Isabelle Loua, réalisatrice du court-métrage ‘The Way’, esquisse son choix de se focaliser sur les femmes et la migration : « J’ai décidé de m’engager car en tant qu’artiste et cinéaste, je ne pouvais pas me taire face au phénomène de migration […] Personnellement, je pense que la prévention est très importante pour essayer de comprendre les étapes avant le départ. C’est pourquoi dans mon film je parle de ce qui se passe avant le départ.

Photo : Khadidiatou Sow, réalisatrice de « Une place dans l’avion. » OIM

La réalisatrice sénégalaise Khadidiatou Sow a choisi de raconter une histoire liée à la migration dans son court métrage « Une place dans l’avion« , une comédie surréaliste présentant la migration et le rôle des femmes en tant qu’épouses, mères et potentielles migrantes. « Il y a quelques années, j’ai réalisé un documentaire sur deux jeunes qui voulaient se rendre en Espagne en pirogue et qui ont eu un accident qui les a fait revenir. Je suis allée chez eux et j’ai remarqué que c’était la mère et la sœur qui avaient prévu le premier voyage et qu’elles continuaient à collecter de l’argent pour que les jeunes repartent. À ce moment-là, je me suis dit que les femmes ont également un rôle important dans la migration, en nourrissant le désir de partir », dit Khadiatou.

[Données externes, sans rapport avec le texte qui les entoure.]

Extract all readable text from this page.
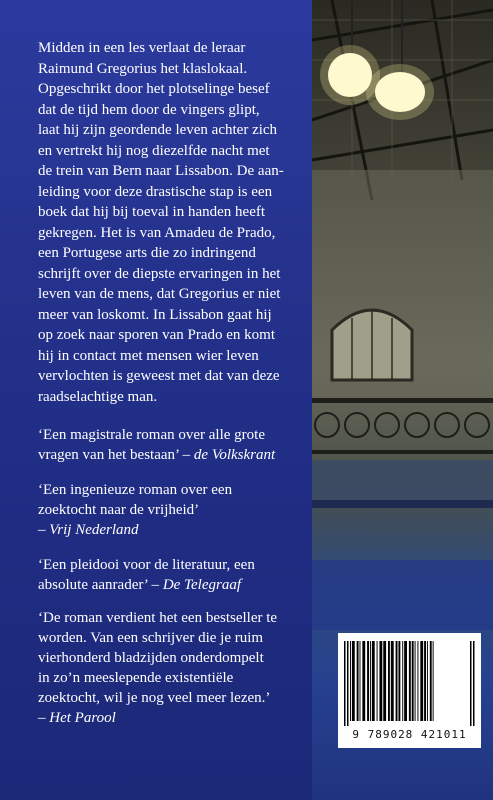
Midden in een les verlaat de leraar
Raimund Gregorius het klaslokaal.
Opgeschrikt door het plotselinge besef
dat de tijd hem door de vingers glipt,
laat hij zijn geordende leven achter zich
en vertrekt hij nog diezelfde nacht met
de trein van Bern naar Lissabon. De aan-
leiding voor deze drastische stap is een
boek dat hij bij toeval in handen heeft
gekregen. Het is van Amadeu de Prado,
een Portugese arts die zo indringend
schrijft over de diepste ervaringen in het
leven van de mens, dat Gregorius er niet
meer van loskomt. In Lissabon gaat hij
op zoek naar sporen van Prado en komt
hij in contact met mensen wier leven
vervlochten is geweest met dat van deze
raadselachtige man.

‘Een magistrale roman over alle grote
vragen van het bestaan’ – de Volkskrant

‘Een ingenieuze roman over een
zoektocht naar de vrijheid’
– Vrij Nederland

‘Een pleidooi voor de literatuur, een
absolute aanrader’ – De Telegraaf

‘De roman verdient het een bestseller te
worden. Van een schrijver die je ruim
vierhonderd bladzijden onderdompelt
in zo’n meeslepende existentiële
zoektocht, wil je nog veel meer lezen.’
– Het Parool

9 789028 421011
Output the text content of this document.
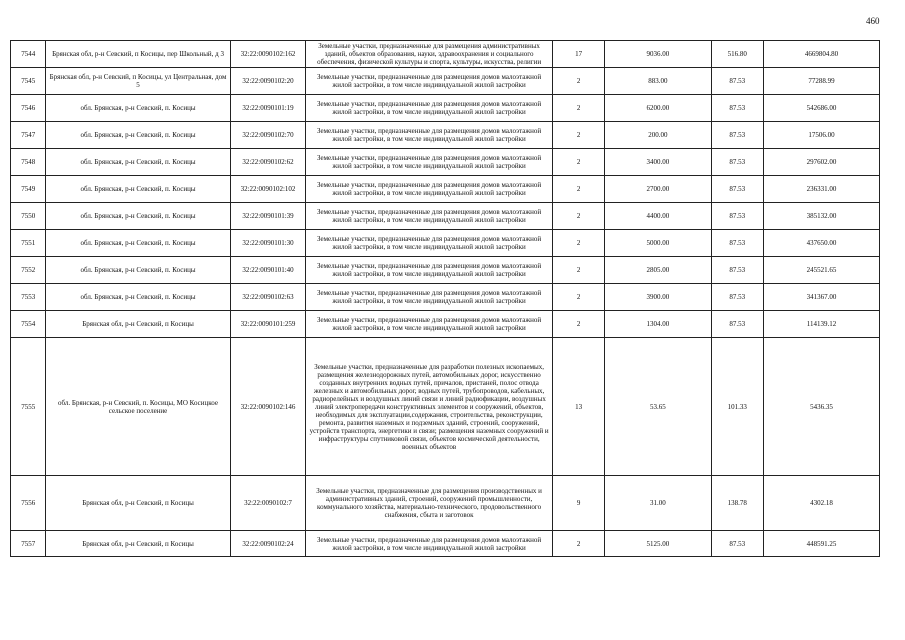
460
7544	Брянская обл, р-н Севский, п Косицы, пер Школьный, д 3	32:22:0090102:162	Земельные участки, предназначенные для размещения административных зданий, объектов образования, науки, здравоохранения и социального обеспечения, физической культуры и спорта, культуры, искусства, религии	17	9036.00	516.80	4669804.80
7545	Брянская обл, р-н Севский, п Косицы, ул Центральная, дом 5	32:22:0090102:20	Земельные участки, предназначенные для размещения домов малоэтажной жилой застройки, в том числе индивидуальной жилой застройки	2	883.00	87.53	77288.99
7546	обл. Брянская, р-н Севский, п. Косицы	32:22:0090101:19	Земельные участки, предназначенные для размещения домов малоэтажной жилой застройки, в том числе индивидуальной жилой застройки	2	6200.00	87.53	542686.00
7547	обл. Брянская, р-н Севский, п. Косицы	32:22:0090102:70	Земельные участки, предназначенные для размещения домов малоэтажной жилой застройки, в том числе индивидуальной жилой застройки	2	200.00	87.53	17506.00
7548	обл. Брянская, р-н Севский, п. Косицы	32:22:0090102:62	Земельные участки, предназначенные для размещения домов малоэтажной жилой застройки, в том числе индивидуальной жилой застройки	2	3400.00	87.53	297602.00
7549	обл. Брянская, р-н Севский, п. Косицы	32:22:0090102:102	Земельные участки, предназначенные для размещения домов малоэтажной жилой застройки, в том числе индивидуальной жилой застройки	2	2700.00	87.53	236331.00
7550	обл. Брянская, р-н Севский, п. Косицы	32:22:0090101:39	Земельные участки, предназначенные для размещения домов малоэтажной жилой застройки, в том числе индивидуальной жилой застройки	2	4400.00	87.53	385132.00
7551	обл. Брянская, р-н Севский, п. Косицы	32:22:0090101:30	Земельные участки, предназначенные для размещения домов малоэтажной жилой застройки, в том числе индивидуальной жилой застройки	2	5000.00	87.53	437650.00
7552	обл. Брянская, р-н Севский, п. Косицы	32:22:0090101:40	Земельные участки, предназначенные для размещения домов малоэтажной жилой застройки, в том числе индивидуальной жилой застройки	2	2805.00	87.53	245521.65
7553	обл. Брянская, р-н Севский, п. Косицы	32:22:0090102:63	Земельные участки, предназначенные для размещения домов малоэтажной жилой застройки, в том числе индивидуальной жилой застройки	2	3900.00	87.53	341367.00
7554	Брянская обл, р-н Севский, п Косицы	32:22:0090101:259	Земельные участки, предназначенные для размещения домов малоэтажной жилой застройки, в том числе индивидуальной жилой застройки	2	1304.00	87.53	114139.12
7555	обл. Брянская, р-н Севский, п. Косицы, МО Косицкое сельское поселение	32:22:0090102:146	Земельные участки, предназначенные для разработки полезных ископаемых, размещения железнодорожных путей, автомобильных дорог, искусственно созданных внутренних водных путей, причалов, пристаней, полос отвода железных и автомобильных дорог, водных путей, трубопроводов, кабельных, радиорелейных и воздушных линий связи и линий радиофикации, воздушных линий электропередачи конструктивных элементов и сооружений, объектов, необходимых для эксплуатации,содержания, строительства, реконструкции, ремонта, развития наземных и подземных зданий, строений, сооружений, устройств транспорта, энергетики и связи; размещения наземных сооружений и инфраструктуры спутниковой связи, объектов космической деятельности, военных объектов	13	53.65	101.33	5436.35
7556	Брянская обл, р-н Севский, п Косицы	32:22:0090102:7	Земельные участки, предназначенные для размещения производственных и административных зданий, строений, сооружений промышленности, коммунального хозяйства, материально-технического, продовольственного снабжения, сбыта и заготовок	9	31.00	138.78	4302.18
7557	Брянская обл, р-н Севский, п Косицы	32:22:0090102:24	Земельные участки, предназначенные для размещения домов малоэтажной жилой застройки, в том числе индивидуальной жилой застройки	2	5125.00	87.53	448591.25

Pour Roger Salah, un acteur renommé du Sénégal, les films peuvent défier les stéréotypes, fournir des modèles inspirants et promouvoir les droits humains. Roger plaide pour que les femmes assument davantage de rôles de leadership dans les films.

Photo : Roger Salah. OIM

« Nous sommes souvent habitués à voir les femmes dépeintes dans les films comme le « sexe faible, et ce n’est pas juste ». Les femmes peuvent assumer des rôles de leader dans les films parce que tout au long de l’histoire du monde, elles ont joué des rôles importants. […] Nous devons leur donner la place qui leur revient, les voir jouer des rôles de leadership qui pourraient sensibiliser et inspirer les autres », dit Salah.

La réalisatrice Khadidiatou Sow note que des progrès ont été réalisés depuis ses débuts dans le cinéma : « Ce n’est pas comme avant où sur un plateau de cinéma, il n’y avait que deux femmes, c’est-à-dire la maquilleuse et la costumière. Maintenant, c’est l’équipe technique. De la construction des décors, à l’utilisation des caméras, au son, tout, nous trouvons des femmes qui travaillent. Cela signifie que nous faisons notre place « .

Les interviews d’Isabelle Loua, Mariama Colley, Khadidiatou Sow et Roger Salah, ainsi que d’autres interviews sont disponibles ici.

Migrants comme Messagers (MaM) est une campagne de sensibilisation entre pairs qui vise à informer les jeunes d’Afrique de l’Ouest pour leur permettre de prendre des décisions éclairées sur la migration. Les Volontaires sont des migrants de retour qui interviewent d’autres migrants et des membres de la communauté pour partager des témoignages vidéo sincères avec leurs amis, leur famille et les communautés plus larges via les réseaux sociaux. Pour les 16 jours d’activisme contre la violence basée sur le genre, 8 Volontaires MaM du Nigéria, Guinée, Gambie, Sénégal et Libéria ont interviewé 8 personnalités du cinéma développant des discussions sur la violence sexiste, la migration et le cinéma.

Le Festival International du Film sur la Migration est un événement annuel organisé par l’OIM à travers le monde. En Afrique de l’Ouest, le festival cette année est rendu possible notamment grâce au soutien de l’Initiative conjointe UE-OIM pour la protection et la réintégration des migrants.

Rédigé par Marilena Crosato, Chargée d’engagement communautaire, Bureau régional de l’OIM pour l’Afrique de l’Ouest et du Centre.